The so-called “black toenail” is all too familiar to runners. Most athletes consider black toenails as a harmless phenomenon, a sort of “badge of honor” associated with being active. However, the presence of black toenails can provide important information for runners and should never be ignored or dismissed.
What Is a Runner’s Black Toenail?
Toenails turn black when blood collects and settles under the nail because of repeated trauma from friction, rubbing, or contact. Most commonly, running-related black toenails appear slowly over time, but can also develop suddenly after a race or training run.
Why Do Runners Get Black Toenails?
The standard runner’s black toenail is typically caused by trauma from the nail constantly hitting the front of a running shoe.
Am I Getting Black Toenail(s) Because My Shoe Is Too Big, Or Because My Shoe Is Too Small?

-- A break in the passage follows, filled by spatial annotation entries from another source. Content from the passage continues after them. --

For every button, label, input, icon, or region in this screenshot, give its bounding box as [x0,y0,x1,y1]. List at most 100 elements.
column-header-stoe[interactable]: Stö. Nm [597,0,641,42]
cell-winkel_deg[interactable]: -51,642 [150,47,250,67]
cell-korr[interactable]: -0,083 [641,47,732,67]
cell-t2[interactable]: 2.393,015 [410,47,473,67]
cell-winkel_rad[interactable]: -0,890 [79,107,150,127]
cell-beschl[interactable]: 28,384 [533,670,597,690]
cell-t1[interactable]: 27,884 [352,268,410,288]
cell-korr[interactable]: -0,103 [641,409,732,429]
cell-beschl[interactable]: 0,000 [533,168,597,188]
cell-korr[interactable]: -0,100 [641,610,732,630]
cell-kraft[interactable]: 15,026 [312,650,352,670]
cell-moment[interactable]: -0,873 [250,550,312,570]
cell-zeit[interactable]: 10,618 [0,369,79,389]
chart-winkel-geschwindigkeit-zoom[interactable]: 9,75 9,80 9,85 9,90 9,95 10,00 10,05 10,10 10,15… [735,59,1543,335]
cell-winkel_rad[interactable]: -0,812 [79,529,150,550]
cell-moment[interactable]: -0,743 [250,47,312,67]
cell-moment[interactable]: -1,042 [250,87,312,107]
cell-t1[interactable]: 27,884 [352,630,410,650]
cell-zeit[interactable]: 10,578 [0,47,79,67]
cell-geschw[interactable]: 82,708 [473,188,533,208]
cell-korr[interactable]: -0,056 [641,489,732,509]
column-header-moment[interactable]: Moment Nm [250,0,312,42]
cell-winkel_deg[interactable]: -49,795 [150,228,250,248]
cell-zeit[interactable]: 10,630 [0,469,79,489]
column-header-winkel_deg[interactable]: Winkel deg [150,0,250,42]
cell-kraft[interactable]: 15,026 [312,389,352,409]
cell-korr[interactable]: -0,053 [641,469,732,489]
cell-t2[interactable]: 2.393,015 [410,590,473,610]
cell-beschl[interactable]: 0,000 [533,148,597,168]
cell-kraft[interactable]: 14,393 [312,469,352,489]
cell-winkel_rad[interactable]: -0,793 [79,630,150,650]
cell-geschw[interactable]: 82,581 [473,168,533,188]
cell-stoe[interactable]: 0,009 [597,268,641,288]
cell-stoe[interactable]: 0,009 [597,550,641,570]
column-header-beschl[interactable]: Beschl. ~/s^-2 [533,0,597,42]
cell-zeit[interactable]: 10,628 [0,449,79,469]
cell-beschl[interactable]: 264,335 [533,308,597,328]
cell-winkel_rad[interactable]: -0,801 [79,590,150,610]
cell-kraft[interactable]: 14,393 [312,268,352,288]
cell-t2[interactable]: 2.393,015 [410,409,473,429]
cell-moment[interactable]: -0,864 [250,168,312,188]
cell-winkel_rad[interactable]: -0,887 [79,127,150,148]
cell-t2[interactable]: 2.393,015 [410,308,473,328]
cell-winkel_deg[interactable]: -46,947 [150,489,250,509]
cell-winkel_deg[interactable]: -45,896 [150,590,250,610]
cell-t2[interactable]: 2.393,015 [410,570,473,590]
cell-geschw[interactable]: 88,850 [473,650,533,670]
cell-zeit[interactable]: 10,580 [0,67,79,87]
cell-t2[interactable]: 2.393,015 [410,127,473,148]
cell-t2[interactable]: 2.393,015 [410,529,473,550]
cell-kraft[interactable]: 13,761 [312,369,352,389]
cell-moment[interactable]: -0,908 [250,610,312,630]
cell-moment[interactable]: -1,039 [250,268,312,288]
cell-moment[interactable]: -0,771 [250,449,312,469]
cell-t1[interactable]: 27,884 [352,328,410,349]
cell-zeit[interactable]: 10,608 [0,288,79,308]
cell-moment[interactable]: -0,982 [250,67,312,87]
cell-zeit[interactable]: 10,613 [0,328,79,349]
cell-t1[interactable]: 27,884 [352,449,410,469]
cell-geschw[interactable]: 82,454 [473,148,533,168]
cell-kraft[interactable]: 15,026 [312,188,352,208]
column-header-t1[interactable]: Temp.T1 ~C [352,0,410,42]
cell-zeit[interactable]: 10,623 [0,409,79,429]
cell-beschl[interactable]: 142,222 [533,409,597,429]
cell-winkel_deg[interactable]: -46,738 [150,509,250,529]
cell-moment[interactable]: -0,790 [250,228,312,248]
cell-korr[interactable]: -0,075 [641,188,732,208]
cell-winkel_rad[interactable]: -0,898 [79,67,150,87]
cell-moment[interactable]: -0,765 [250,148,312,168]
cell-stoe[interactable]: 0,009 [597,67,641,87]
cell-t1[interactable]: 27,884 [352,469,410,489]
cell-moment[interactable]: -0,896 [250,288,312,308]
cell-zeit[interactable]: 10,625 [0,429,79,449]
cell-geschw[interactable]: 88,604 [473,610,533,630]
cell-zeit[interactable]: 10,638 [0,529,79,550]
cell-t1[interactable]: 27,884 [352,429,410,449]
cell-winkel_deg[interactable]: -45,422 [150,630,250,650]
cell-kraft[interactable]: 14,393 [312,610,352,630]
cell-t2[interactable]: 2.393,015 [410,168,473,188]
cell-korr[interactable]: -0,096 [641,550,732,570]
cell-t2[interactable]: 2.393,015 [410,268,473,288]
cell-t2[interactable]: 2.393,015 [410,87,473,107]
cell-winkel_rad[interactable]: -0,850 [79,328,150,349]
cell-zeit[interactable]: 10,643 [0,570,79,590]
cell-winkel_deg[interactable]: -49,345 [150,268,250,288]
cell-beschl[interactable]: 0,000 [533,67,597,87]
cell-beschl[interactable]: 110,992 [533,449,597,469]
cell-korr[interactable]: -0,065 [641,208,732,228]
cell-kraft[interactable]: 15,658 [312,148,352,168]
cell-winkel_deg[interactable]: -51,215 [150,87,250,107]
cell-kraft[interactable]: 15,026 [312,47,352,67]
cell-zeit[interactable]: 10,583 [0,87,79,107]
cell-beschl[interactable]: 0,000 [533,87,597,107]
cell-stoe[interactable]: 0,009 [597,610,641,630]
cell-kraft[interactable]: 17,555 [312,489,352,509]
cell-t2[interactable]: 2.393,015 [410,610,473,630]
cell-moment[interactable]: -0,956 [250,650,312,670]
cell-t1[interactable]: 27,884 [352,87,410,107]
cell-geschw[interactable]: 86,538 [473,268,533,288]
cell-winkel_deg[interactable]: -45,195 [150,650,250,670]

The answer is YES! Improper shoe fit is the main risk factor for the black toenail:
- ]A shoe that is too small puts the toenail right up against the front of the shoe, causing trauma with every step, especially for forefoot strikers.
- A shoe that is too large will allow the foot to slip forward, constantly hitting the front of the shoe.
- A shoe that is the proper length can still cause black nails if your shoe is too wide for your foot. Several shoe companies make running shoes in varying widths.
- Socks can affect shoe fit, especially in weather extremes that make the sock slippery.
Are There Other Run-Related Causes of Black Toenails?
Even in well-fitting shoes, an intense training regimen filled with speed work, races, or long runs can lead to black toenails. Uneven terrain or big changes in elevation/descent can increase trauma to the front of the foot. Also, wet conditions can cause foot slippage or a change in gait that can traumatize toenails. Some people have a “Morton’s second toe” which is longer than the big toe, increasing risk of black toenails even in ideal shoes, conditions, and training.
What Else Can Make a Toenail Turn Black?
Melanoma, a type of skin cancer, sometimes develops as a growth in the skin under a toenail. Typically, the nail will have a dark spot that continues to expand over time, growing past the nail margins and/or pushing the nail up. Melanomas need immediate, urgent evaluation. A toenail can also become discolored from fungal infections in the skin under and around the nail. Toes can turn black from a lack of circulation causing gangrene, which is death of body tissue. If there is any doubt what is causing your black toenail, see your doctor or podiatrist.
How Do I Treat My Black Toenail?
The standard runner’s black toenail from bleeding that develops over time is a painless, relatively benign problem that does not require any direct action. However, a toenail that turns black suddenly can be very painful because rapid bleeding causes intense pressure under the nail, and a doctor can poke a hole in the nail to relieve pressure if treated within 24 hours. In either case, the most definitive treatment is to find out the cause and correct it. Consider the following causes and make changes as needed:
- Does your shoe fit properly?
- Is there a particular workout causing trauma to your toenails?
- Is terrain a factor?
- Do you have a medical problem unrelated to running that is causing nail discoloration?